Ausführliche Analyse
1. Projektspezifische Updates (Gemischte Auswirkungen)
Überblick: VeChain arbeitet an seiner „Renaissance“-Roadmap. Das kürzlich eingeführte Hayabusa-Upgrade hat das Konsensmodell auf Delegated Proof-of-Stake umgestellt, wodurch alle VTHO-Gebühren an die Staker ausgezahlt werden (Decrypt). Die nächste Phase, „Interstellar“, soll vollständige Kompatibilität mit der Ethereum Virtual Machine (EVM) bieten, um Entwickler anzuziehen, die mit den Standard-Tools von Ethereum arbeiten.
Bedeutung: Wenn das Upgrade erfolgreich ist, könnte dies die Nutzung des Netzwerks und die Beteiligung am Staking erhöhen. Das würde den VTHO-Token verknappen und indirekt die Nachfrage nach VET steigern. Der tatsächliche Einfluss auf den Preis hängt jedoch davon ab, wie schnell Entwickler und Nutzer das System annehmen – das kann mehrere Quartale dauern.
2. Institutionelle & regulatorische Fortschritte (Positiver Einfluss)

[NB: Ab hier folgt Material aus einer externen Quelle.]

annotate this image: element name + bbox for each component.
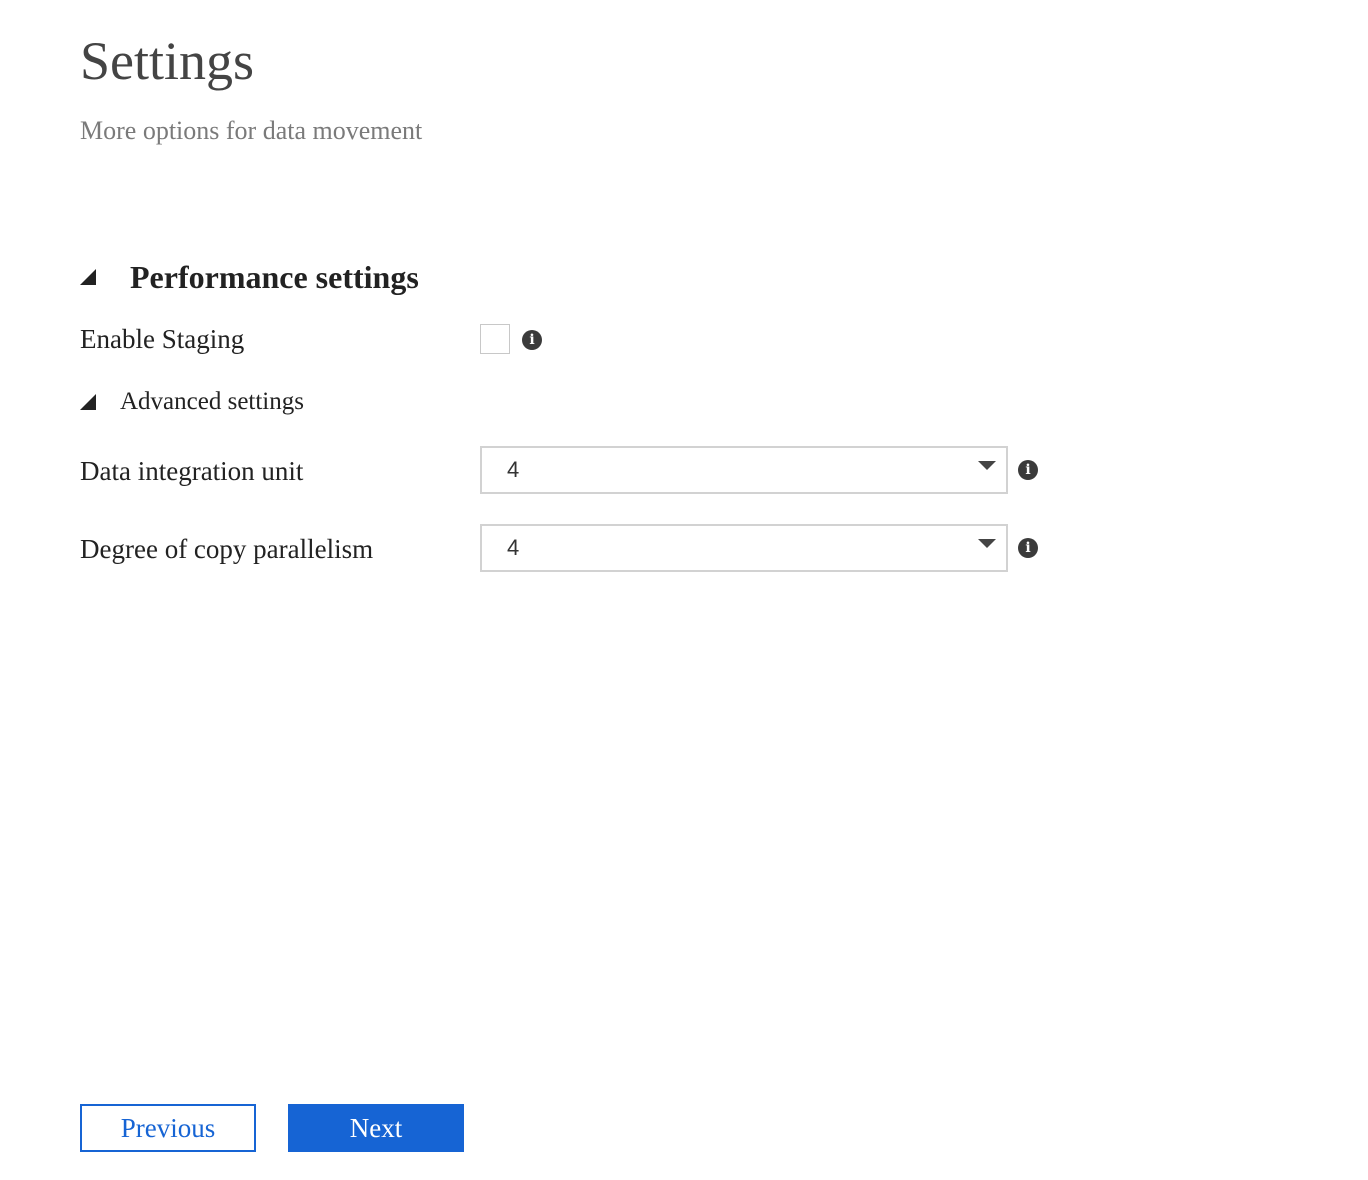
copy-parallelism-select[interactable]: 4	[480, 524, 1008, 572]
data-integration-unit-label: Data integration unit	[80, 456, 304, 486]
page-subtitle: More options for data movement	[80, 116, 423, 145]
collapse-triangle-icon	[80, 269, 96, 285]
advanced-settings-toggle[interactable]: Advanced settings	[80, 384, 304, 420]
enable-staging-checkbox[interactable]	[480, 324, 510, 354]
info-icon[interactable]: i	[1018, 538, 1038, 558]
enable-staging-label: Enable Staging	[80, 324, 245, 354]
chevron-down-icon	[978, 539, 996, 548]
select-value: 4	[507, 535, 520, 560]
info-icon[interactable]: i	[1018, 460, 1038, 480]
page-title: Settings	[80, 31, 255, 91]
performance-settings-toggle[interactable]: Performance settings	[80, 254, 419, 300]
info-icon[interactable]: i	[522, 330, 542, 350]
chevron-down-icon	[978, 461, 996, 470]
section-title: Performance settings	[130, 258, 419, 295]
advanced-settings-title: Advanced settings	[120, 388, 304, 415]
select-value: 4	[507, 457, 520, 482]
previous-button[interactable]: Previous	[80, 1104, 256, 1152]
next-button[interactable]: Next	[288, 1104, 464, 1152]
data-integration-unit-select[interactable]: 4	[480, 446, 1008, 494]
collapse-triangle-icon	[80, 394, 96, 410]
copy-parallelism-label: Degree of copy parallelism	[80, 534, 374, 564]
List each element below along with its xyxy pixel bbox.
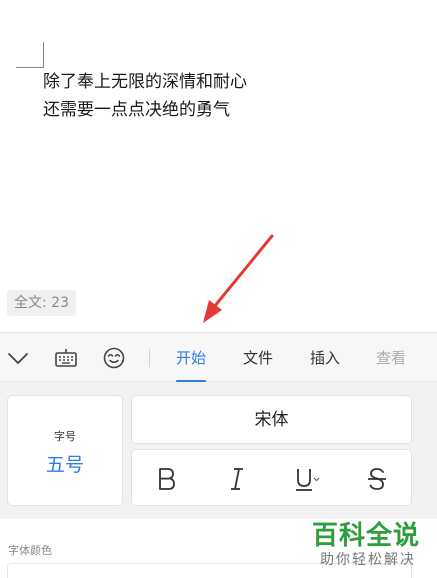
- bold-icon: [159, 467, 175, 490]
- collapse-chevron-icon[interactable]: [5, 345, 31, 371]
- word-count-badge: 全文: 23: [7, 290, 76, 316]
- tab-label: 开始: [176, 349, 207, 367]
- tab-start[interactable]: 开始: [176, 333, 207, 383]
- watermark-title: 百科全说: [312, 521, 421, 551]
- italic-icon: [231, 467, 243, 490]
- font-size-label: 字号: [54, 430, 76, 443]
- tab-file[interactable]: 文件: [243, 333, 273, 383]
- document-line[interactable]: 除了奉上无限的深情和耐心: [43, 68, 247, 96]
- watermark-subtitle: 助你轻松解决: [320, 552, 416, 568]
- keyboard-icon[interactable]: [53, 345, 79, 371]
- tab-insert[interactable]: 插入: [310, 333, 340, 383]
- font-family-value: 宋体: [254, 410, 289, 430]
- underline-icon: [296, 468, 320, 491]
- text-style-group: [131, 449, 412, 506]
- document-line[interactable]: 还需要一点点决绝的勇气: [43, 96, 247, 124]
- underline-button[interactable]: [272, 450, 342, 507]
- bold-button[interactable]: [132, 450, 202, 507]
- document-text[interactable]: 除了奉上无限的深情和耐心 还需要一点点决绝的勇气: [43, 68, 247, 124]
- font-color-label: 字体颜色: [8, 544, 52, 557]
- font-size-button[interactable]: 字号 五号: [7, 395, 123, 506]
- tab-label: 查看: [376, 349, 407, 367]
- font-size-value: 五号: [45, 454, 84, 476]
- annotation-arrow-icon: [203, 234, 274, 323]
- toolbar-divider: [149, 349, 150, 367]
- tab-view[interactable]: 查看: [376, 333, 406, 383]
- strikethrough-icon: [368, 467, 386, 490]
- editor-toolbar: 开始 文件 插入 查看: [0, 332, 437, 383]
- italic-button[interactable]: [202, 450, 272, 507]
- strikethrough-button[interactable]: [342, 450, 412, 507]
- tab-label: 插入: [310, 349, 341, 367]
- emoji-icon[interactable]: [101, 345, 127, 371]
- tab-label: 文件: [243, 349, 274, 367]
- font-family-button[interactable]: 宋体: [131, 395, 412, 444]
- document-area[interactable]: 除了奉上无限的深情和耐心 还需要一点点决绝的勇气 全文: 23: [0, 0, 437, 332]
- page-margin-corner-mark: [16, 42, 44, 68]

Überblick: VeChain hat 2025 eine MiCA-Lizenz erhalten, die den regelkonformen Betrieb innerhalb der EU ermöglicht. Wichtige Partnerschaften sind zum Beispiel mit Franklin Templeton, das seine tokenisierte Treasury-Plattform BENJI auf VeChain bringt (Crypto.news), sowie laufende Projekte mit Unternehmen wie BMW und Walmart China zur Nachverfolgung von Lieferketten.
Bedeutung: Diese Entwicklungen stärken die Glaubwürdigkeit von VeChain und öffnen den Zugang zu institutionellem Kapital sowie zur Tokenisierung realer Vermögenswerte. Ein kontinuierliches Wachstum der Partnerschaften könnte das Transaktionsvolumen erhöhen und damit die Nachfrage nach VET und VTHO steigern. Dieser Effekt zeigt sich jedoch langsam und ist an die Akzeptanzzyklen der Unternehmen gebunden.
3. Marktliquidität und Stimmung (Negativer Einfluss)
Überblick: Der Gesamtmarkt befindet sich in einer „Angst“-Phase, mit einer Bitcoin-Dominanz von 60,1 %, was bedeutet, dass Kapital nicht zu Altcoins fließt. Zudem hat Coinbase am 21. Mai 2026 den Handel mit VET-Perpetual-Futures eingestellt (Crypto.news), was den Zugang zu Derivaten einschränkt und die Liquidität kurzfristig verringern könnte.
Bedeutung: Dies wirkt sich negativ aus, da weniger Hebeloptionen und ein risikoaverses Marktumfeld das Handelsvolumen und die Preisentwicklung von VET kurzfristig bremsen können. Für eine Trendwende wäre eine längere Phase mit positiver Stimmung für Altcoins nötig.
Fazit
Der Kurs von VET steht zwischen dem stetigen Ausbau seiner Nutzung im Unternehmensbereich und einem schwierigen makroökonomischen Umfeld für Altcoins. Entscheidend wird sein, ob nach dem Upgrade die Entwickleraktivität und die Transaktionszahlen steigen – das wäre ein Zeichen dafür, dass die Grundlagen an Stärke gewinnen.
Kann die On-Chain-Aktivität aus den Partnerschaften den aktuellen risikoaversen Markt übertreffen? Das bleibt abzuwarten.